We had a school choir which competed at festivals. I led the third part because I could read music and also Tonic Sol Fa. At one festival the judge, Dr. Coward, director of the then famous Sheffield choir, gave us first place and asked where we came from.
A nickname for our village was Tewitland (a tewit being a peewit). On being told this Dr. Coward exclaimed, “Tewits? These children are nightingales.” We became known as that. But when this particular nightingale’s voice broke he became a corncrake and has remained one.
The boss of my first working office played first violin in the Yorkshire Symphony Orchestra. He also had a string quartet and a piano quintet and led the orchestras of the local amateur operatic and choral societies. There were always musicians nattering around the place.
Eventually I went on to northern daily papers for a while. These had their permanent music critics, usually a doctor of music or someone like that who did the job as a sideline. By default, I occasionally deputised for them. By that I mean that whereas many reporters seem rather to fancy themselves as dramatic critics, hardly any fancy themselves on the musical side. Nor do I. I simply like music and know enough about it to get by. I hope.
So what do I look for in any kind of performance?
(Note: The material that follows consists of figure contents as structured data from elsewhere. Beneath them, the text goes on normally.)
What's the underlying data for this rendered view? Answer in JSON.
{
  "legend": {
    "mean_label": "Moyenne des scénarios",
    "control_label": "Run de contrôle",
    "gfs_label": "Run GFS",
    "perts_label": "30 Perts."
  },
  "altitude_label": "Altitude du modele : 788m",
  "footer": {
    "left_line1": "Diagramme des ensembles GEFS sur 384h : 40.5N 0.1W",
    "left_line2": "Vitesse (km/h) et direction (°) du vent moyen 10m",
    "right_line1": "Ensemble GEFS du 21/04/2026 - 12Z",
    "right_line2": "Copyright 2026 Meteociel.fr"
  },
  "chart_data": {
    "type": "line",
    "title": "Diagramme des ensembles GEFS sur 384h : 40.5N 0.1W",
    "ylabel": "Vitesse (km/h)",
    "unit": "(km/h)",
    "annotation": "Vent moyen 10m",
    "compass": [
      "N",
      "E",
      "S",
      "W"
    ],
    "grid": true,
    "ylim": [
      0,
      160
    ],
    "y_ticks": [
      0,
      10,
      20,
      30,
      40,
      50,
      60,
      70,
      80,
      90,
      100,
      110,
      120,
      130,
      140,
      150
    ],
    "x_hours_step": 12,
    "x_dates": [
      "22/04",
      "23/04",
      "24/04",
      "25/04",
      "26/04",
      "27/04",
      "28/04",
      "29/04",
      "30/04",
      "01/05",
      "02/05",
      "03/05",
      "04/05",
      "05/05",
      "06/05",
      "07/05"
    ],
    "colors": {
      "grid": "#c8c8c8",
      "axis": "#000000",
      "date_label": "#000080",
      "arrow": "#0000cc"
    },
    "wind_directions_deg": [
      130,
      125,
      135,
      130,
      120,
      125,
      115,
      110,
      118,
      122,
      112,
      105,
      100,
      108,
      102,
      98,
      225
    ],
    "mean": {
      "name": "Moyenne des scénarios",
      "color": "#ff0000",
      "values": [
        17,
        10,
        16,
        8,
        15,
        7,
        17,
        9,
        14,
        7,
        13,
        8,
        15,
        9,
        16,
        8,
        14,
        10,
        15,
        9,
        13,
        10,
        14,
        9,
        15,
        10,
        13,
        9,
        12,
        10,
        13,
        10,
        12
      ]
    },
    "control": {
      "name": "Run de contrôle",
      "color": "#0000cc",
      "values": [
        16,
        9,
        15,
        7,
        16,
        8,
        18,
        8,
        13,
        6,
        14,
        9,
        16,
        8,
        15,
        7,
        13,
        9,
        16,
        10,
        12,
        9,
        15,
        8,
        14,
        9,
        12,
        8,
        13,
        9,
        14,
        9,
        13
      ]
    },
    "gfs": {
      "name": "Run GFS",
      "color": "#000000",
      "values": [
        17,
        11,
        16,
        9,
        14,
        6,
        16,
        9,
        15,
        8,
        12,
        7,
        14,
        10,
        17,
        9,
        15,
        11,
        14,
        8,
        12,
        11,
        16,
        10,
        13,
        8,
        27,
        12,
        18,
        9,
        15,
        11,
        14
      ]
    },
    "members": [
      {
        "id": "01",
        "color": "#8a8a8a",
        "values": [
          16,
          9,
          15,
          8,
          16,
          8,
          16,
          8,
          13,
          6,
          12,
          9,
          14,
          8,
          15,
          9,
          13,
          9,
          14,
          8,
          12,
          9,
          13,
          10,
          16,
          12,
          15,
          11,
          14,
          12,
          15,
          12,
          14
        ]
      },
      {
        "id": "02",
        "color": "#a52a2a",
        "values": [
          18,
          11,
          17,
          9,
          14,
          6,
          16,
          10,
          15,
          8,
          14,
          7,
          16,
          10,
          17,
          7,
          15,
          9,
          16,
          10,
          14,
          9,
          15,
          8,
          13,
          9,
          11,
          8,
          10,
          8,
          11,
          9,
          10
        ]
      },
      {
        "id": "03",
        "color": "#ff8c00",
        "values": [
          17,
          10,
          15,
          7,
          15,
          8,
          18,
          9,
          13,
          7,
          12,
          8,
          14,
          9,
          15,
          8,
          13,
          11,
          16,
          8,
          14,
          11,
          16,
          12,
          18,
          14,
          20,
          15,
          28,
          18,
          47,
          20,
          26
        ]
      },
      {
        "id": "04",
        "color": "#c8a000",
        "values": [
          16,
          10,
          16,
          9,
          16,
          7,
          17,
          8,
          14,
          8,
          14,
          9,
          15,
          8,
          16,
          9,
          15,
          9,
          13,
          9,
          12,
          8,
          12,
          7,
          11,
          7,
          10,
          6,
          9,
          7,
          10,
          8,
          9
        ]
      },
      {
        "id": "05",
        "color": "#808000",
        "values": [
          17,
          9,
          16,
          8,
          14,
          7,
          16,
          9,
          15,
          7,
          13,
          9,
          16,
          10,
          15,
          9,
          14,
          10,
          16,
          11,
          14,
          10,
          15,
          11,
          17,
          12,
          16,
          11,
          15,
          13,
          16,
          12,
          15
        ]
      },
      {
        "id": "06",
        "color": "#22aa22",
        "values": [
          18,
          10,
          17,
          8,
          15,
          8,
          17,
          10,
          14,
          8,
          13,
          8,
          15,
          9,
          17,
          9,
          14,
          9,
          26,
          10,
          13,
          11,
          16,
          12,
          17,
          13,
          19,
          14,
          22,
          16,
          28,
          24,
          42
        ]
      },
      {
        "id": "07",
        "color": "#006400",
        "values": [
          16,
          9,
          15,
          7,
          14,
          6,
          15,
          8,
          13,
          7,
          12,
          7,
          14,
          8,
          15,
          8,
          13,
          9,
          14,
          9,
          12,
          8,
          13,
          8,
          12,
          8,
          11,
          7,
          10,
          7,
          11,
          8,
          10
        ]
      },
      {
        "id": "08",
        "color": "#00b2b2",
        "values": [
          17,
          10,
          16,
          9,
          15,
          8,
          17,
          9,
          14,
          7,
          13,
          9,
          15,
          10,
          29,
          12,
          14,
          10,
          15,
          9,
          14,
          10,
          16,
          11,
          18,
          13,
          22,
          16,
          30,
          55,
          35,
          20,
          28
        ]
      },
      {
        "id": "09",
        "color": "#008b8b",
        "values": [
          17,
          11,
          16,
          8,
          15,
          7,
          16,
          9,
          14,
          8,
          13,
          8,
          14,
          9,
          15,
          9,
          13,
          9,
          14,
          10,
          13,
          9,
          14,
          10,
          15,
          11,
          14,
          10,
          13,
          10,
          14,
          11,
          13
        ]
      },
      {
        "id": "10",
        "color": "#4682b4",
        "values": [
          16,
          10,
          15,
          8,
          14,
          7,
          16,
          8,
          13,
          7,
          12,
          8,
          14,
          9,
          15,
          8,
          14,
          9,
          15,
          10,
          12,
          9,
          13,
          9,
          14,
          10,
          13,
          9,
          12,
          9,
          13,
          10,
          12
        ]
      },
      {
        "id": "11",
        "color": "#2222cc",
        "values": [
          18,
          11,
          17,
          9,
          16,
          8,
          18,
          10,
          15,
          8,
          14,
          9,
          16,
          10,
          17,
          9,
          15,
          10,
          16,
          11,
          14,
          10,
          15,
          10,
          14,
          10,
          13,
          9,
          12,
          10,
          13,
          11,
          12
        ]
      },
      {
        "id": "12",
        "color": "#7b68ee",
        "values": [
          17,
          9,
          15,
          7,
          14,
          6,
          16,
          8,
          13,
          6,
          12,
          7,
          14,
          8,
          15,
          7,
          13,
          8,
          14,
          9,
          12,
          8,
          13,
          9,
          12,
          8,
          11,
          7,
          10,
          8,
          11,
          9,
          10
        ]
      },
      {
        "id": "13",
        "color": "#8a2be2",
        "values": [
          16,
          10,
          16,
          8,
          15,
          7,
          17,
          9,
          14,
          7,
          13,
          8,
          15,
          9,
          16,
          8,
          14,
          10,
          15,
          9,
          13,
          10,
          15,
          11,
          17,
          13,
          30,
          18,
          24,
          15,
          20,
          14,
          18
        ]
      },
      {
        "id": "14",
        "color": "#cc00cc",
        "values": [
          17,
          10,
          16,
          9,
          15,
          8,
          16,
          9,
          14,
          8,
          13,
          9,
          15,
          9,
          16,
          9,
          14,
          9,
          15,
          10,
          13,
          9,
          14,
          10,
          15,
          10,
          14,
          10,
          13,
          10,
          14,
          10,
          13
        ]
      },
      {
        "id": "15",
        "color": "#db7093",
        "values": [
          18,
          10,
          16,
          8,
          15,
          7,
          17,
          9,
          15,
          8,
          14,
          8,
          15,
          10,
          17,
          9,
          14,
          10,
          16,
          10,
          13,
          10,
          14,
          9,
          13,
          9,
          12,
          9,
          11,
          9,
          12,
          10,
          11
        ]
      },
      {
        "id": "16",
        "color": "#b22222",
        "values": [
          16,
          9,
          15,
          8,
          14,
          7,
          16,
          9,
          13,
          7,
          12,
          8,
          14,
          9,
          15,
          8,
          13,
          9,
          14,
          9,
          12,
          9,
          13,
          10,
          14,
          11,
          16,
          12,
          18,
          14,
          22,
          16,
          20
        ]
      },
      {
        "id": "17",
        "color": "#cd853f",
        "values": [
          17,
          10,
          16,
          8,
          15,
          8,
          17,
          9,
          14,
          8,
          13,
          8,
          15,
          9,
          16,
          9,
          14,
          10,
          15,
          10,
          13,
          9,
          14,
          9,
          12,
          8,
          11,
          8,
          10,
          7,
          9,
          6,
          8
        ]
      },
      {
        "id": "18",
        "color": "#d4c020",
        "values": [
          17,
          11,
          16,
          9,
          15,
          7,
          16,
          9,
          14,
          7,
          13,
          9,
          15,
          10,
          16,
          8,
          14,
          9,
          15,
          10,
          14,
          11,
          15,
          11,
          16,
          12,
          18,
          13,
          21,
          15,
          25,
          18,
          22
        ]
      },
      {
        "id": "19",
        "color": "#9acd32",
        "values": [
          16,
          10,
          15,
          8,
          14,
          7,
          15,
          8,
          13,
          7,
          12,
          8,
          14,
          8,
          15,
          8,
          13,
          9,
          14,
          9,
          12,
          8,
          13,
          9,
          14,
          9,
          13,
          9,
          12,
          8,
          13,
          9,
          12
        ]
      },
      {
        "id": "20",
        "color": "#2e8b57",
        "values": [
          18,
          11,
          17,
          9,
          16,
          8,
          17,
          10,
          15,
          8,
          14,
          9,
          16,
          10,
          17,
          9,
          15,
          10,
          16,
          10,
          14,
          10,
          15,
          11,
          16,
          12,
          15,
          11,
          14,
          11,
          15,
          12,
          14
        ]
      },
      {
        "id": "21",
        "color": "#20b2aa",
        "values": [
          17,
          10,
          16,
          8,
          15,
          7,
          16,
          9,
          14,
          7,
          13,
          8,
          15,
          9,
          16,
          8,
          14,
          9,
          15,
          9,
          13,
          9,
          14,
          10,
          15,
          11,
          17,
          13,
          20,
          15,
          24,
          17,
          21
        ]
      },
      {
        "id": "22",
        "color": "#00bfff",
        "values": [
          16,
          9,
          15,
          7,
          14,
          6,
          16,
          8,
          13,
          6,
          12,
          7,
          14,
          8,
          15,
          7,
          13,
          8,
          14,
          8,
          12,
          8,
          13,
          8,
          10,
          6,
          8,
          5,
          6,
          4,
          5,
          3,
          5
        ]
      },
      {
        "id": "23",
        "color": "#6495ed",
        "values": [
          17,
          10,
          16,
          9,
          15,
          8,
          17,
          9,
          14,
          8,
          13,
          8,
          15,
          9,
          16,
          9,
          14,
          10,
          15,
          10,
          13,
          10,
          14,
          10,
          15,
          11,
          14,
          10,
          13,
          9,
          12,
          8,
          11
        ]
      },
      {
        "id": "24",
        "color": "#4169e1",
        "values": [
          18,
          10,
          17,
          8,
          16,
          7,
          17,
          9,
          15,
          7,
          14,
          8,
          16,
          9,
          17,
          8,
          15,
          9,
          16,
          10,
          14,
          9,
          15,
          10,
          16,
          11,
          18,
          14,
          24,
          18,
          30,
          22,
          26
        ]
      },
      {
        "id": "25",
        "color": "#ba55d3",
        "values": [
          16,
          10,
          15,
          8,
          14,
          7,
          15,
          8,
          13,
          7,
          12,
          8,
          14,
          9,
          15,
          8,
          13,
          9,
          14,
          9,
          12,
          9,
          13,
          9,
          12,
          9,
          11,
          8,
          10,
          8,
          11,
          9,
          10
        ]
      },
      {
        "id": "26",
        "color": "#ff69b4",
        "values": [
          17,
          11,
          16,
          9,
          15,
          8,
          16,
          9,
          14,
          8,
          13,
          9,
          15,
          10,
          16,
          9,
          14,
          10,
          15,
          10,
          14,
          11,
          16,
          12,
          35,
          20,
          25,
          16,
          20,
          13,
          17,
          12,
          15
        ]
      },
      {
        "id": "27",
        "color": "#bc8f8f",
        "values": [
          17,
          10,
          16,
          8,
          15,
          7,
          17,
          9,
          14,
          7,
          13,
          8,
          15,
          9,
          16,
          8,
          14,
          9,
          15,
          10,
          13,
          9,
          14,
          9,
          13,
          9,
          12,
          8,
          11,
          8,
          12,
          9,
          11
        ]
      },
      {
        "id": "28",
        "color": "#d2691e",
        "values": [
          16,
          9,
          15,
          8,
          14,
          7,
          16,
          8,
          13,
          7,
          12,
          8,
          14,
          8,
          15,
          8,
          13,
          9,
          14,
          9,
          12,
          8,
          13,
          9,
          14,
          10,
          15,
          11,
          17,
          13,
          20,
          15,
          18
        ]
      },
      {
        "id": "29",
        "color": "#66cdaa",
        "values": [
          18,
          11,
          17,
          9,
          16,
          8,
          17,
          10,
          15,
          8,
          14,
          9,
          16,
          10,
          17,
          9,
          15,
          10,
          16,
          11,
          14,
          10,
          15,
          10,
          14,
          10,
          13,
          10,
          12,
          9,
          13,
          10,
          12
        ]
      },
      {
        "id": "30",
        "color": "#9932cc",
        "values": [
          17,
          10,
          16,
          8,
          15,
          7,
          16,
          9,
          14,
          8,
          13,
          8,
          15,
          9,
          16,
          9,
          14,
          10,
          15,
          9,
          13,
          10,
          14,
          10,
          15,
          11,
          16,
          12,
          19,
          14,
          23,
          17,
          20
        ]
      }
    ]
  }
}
I look for ease, for clarity, for absolute understanding of the work, for the same beauty of tone throughout the gamut. There must be no straining for effect, no playing to the gallery, no sloppy sentimentality, nor the slightest hint of reaching either high or low. All that is merely for the showbiz whiz kids and totally without nobility, beauty or art.
If applause breaks out while the last note is still being sung or played, you can bet your life it has been an indifferent performance by these standards. But if the audience is wrapped in silence before the applause begins to roll, then there is a chance that the performance has been great.
Comparatively few have been able to achieve this. One was Kathleen Ferrier and it took her seven years of hard training on top of her previous knowledge as a pianist to achieve it.
I do not expect this of amateurs, of course. For them I apply the standard of what in the given circumstances I think they ought to be able to achieve. My attitude, I hope, is one of encouragement.
At one time I did a few simple orchestrations for a particular combination and I have always had a fancy for playing in an orchestra, if only to tinkle the triangle.
While the players were filing to their places at a recent local orchestral concert I pointed out to an old friend of mine the youngsters who had been trained through the operations of the North Bucks Music Centre.
“Yes, and doesn’t it make you envious?” he asked. “Our parents had to sweat blood to send us to music lessons, but kids nowadays can be taught two instruments for nothing.”
Two true. But jolly good luck to them. If we are to have a true provincial city, something more than t’factory, t’office, t’bingo hall and trips to London, It is by such means that it will be achieved.